A Mathematician Uses AI to Find Meaning in Genomic Data
Imagine a murmuration of starlings on the wing—the flock wheels and turns as though a single organism—rising, falling, shifting in shape and form in response to cues undiscernible to the casual viewer. Zoom in and the independent behaviors of each bird that contribute to the flock’s coordinated movements become clear.
So, too, the genes in each of our cells operate in networks, activated or silenced by RNA in response to a wide array of environmental cues, at scales from single proteins within the cytoplasm of the cell, itself, to conditions within each tissue type and even the organism as a whole. Columbia Mailman School Assistant Professor of Biostatistics Wenpin Hou uses machine learning to analyze massive datasets from human tissue samples to reveal the biochemical activity within single cells. “My goal is to extract meaningful information from real-world, messy data using computational methods and software to drive forward the understanding of how and when the genes are regulated, and how we can control gene regulation in disease prevention and treatment,” she says.
Hou’s work has already yielded multiple open-source software programs. Her latest, GPTCelltype, applies artificial intelligence to the laborious process of manually annotating the array of cell types found in complex tissue samples for single-cell RNA analyses.
You combine theoretical mathematics and statistics with emerging computational methods, machine learning, and artificial intelligence to investigate how our genes respond to our environment. How did you get started?
Hou: In my undergrad studies, I noticed the elegant ways that differential equations could capture gene behaviors. That sparked a deep dive into gene regulatory networks for my PhD. The beauty of mathematics applied to biology was irresistible. I was amazed by how artfully mathematics could capture those delicate gene dynamics and regulations.
How did you make the jump from theoretical analyses to applied biomedical and public health research?
Hou: During my PhD, I worked on the theory behind modeling gene regulatory networks, intending to find gene therapies. Later, at MD Anderson Cancer Center, I worked to develop this concept for cancer therapies, but the stark reality of noisy and incomplete data stood in the way. This challenge steered me from theory to hands-on computational genomics.
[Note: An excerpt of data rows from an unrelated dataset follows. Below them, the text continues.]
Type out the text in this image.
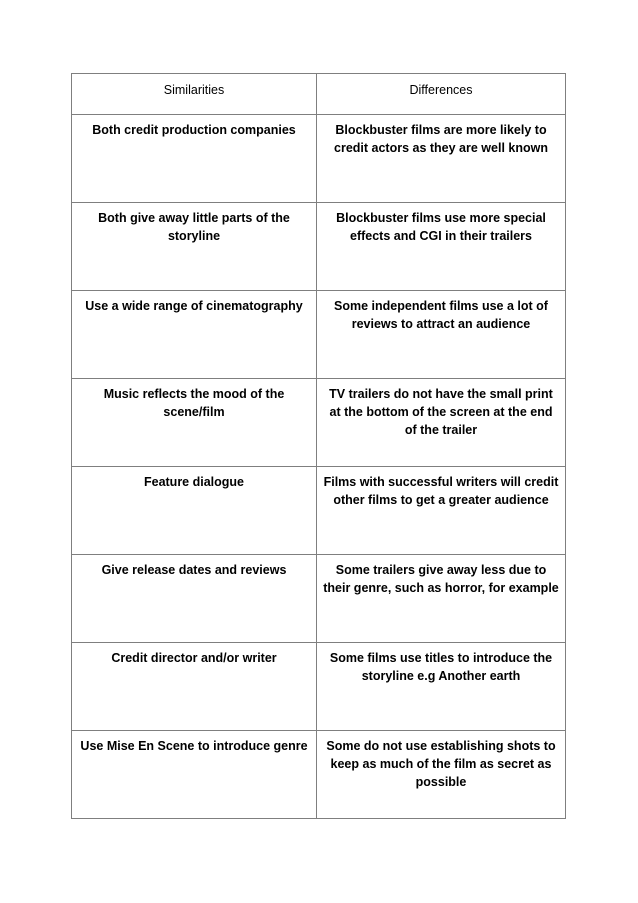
Similarities	Differences
Both credit production companies	Blockbuster films are more likely to credit actors as they are well known
Both give away little parts of the storyline	Blockbuster films use more special effects and CGI in their trailers
Use a wide range of cinematography	Some independent films use a lot of reviews to attract an audience
Music reflects the mood of the scene/film	TV trailers do not have the small print at the bottom of the screen at the end of the trailer
Feature dialogue	Films with successful writers will credit other films to get a greater audience
Give release dates and reviews	Some trailers give away less due to their genre, such as horror, for example
Credit director and/or writer	Some films use titles to introduce the storyline e.g Another earth
Use Mise En Scene to introduce genre	Some do not use establishing shots to keep as much of the film as secret as possible
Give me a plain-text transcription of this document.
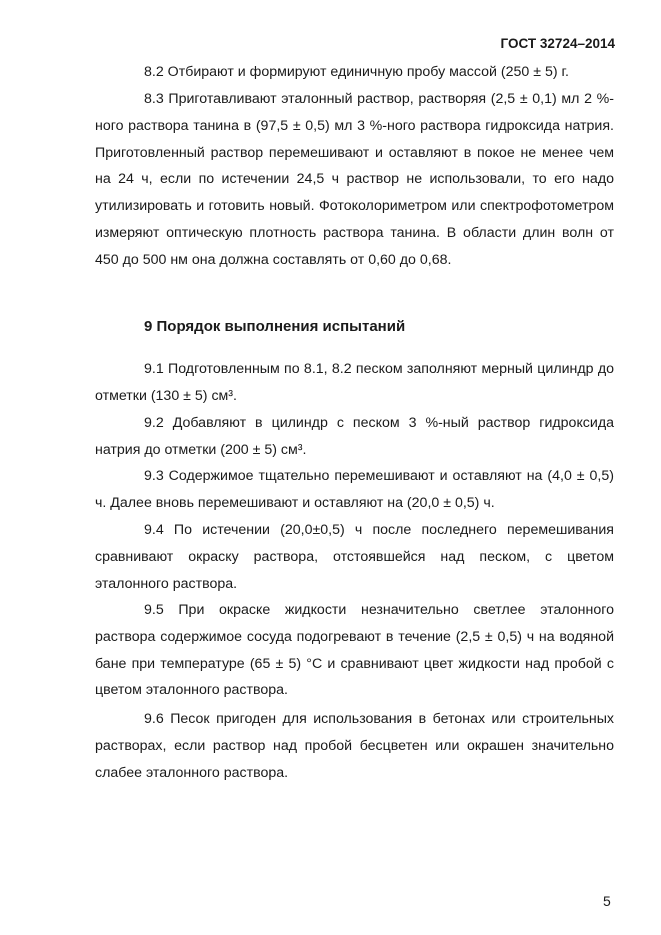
ГОСТ 32724–2014

8.2 Отбирают и формируют единичную пробу массой (250 ± 5) г.

8.3 Приготавливают эталонный раствор, растворяя (2,5 ± 0,1) мл 2 %-ного раствора танина в (97,5 ± 0,5) мл 3 %-ного раствора гидроксида натрия. Приготовленный раствор перемешивают и оставляют в покое не менее чем на 24 ч, если по истечении 24,5 ч раствор не использовали, то его надо утилизировать и готовить новый. Фотоколориметром или спектрофотометром измеряют оптическую плотность раствора танина. В области длин волн от 450 до 500 нм она должна составлять от 0,60 до 0,68.

9 Порядок выполнения испытаний

9.1 Подготовленным по 8.1, 8.2 песком заполняют мерный цилиндр до отметки (130 ± 5) см³.

9.2 Добавляют в цилиндр с песком 3 %-ный раствор гидроксида натрия до отметки (200 ± 5) см³.

9.3 Содержимое тщательно перемешивают и оставляют на (4,0 ± 0,5) ч. Далее вновь перемешивают и оставляют на (20,0 ± 0,5) ч.

9.4 По истечении (20,0±0,5) ч после последнего перемешивания сравнивают окраску раствора, отстоявшейся над песком, с цветом эталонного раствора.

9.5 При окраске жидкости незначительно светлее эталонного раствора содержимое сосуда подогревают в течение (2,5 ± 0,5) ч на водяной бане при температуре (65 ± 5) °C и сравнивают цвет жидкости над пробой с цветом эталонного раствора.

9.6 Песок пригоден для использования в бетонах или строительных растворах, если раствор над пробой бесцветен или окрашен значительно слабее эталонного раствора.

5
I discovered a passion for solving real health problems and realized the impact my research could have on disease therapy and prevention—a truly pivotal experience.
Why can’t theoretical computational models lead directly to clinical applications?
Hou: Theoretical models often assume “clean” data, which is in stark contrast to the complexity and noise inherent in real-world patient data. This discrepancy creates significant challenges when attempting to apply these models clinically. By integrating various types of gene regulation data—including gene expression, DNA methylation, histone modification, transcription factor activity, and targeted perturbations—we have the potential to bridge this gap and catalyze the creation of new therapies.
You currently lead two five-year, NIH-funded projects that have been awarded nearly $1.9 million. Each investigates the spatial landscapes of DNA methylation and gene regulatory networks. What does this mean?
Hou: DNA methylation— an epigenetic modification that can modulate gene expression—stands at the interface of genome, environment, and development. Detailing how that process unfolds in space and time to determine gene expression could contain valuable target information for early diagnosis and drug treatment. My goal is to develop methods that can predict DNA methylation landscapes and create maps of the spatial relationships among those cells.
Can you provide an example from your ongoing work on maternal-fetal health?
Hou: I approached pediatrician and molecular epidemiologist Dr. Xiaobin Wang in 2019 to work with her on the Boston Birth Cohort, which combines demographic data and DNA methylation data. I’ve been able to contribute to a series of analyses of how maternal smoking affects genes associated with overweight and obesity in children, and how certain prenatal vitamins may buffer the effects of maternal smoking on newborn gene expression.
ChatGPT is in the news. You’ve looked at using GPT AI models for biomedical research. What do you see as the power and pitfalls of AI in your line of work?
Hou: If the machine can do well in this kind of task, it has the potential to equip experts and increase the efficiency of the work in the pipeline. On the other hand, humans provide our input to GPT-4, and the way we prompt it—the way we convey our instructions—affects the results, especially when we try to apply GPT-4 to large datasets. We recommend that human experts confirm the validity of the output from GPT-4.
You cofounded a statistical genetics and genomics working group that sponsors an ongoing seminar series. Who can participate?
Hou: We bring together faculty, fellows, and grad students from biostatistics, computational biology, engineering, and medicine from both inside and beyond Columbia to discuss broad applications of methodologies for investigating how the genome and genes affect biological function and human health. All of our invited talks are hosted virtually, and the public is welcome to attend. We discuss the latest progress in the field, including new statistical and computational methodology, new data resources in genetics and genomics, and new bioengineering technologies.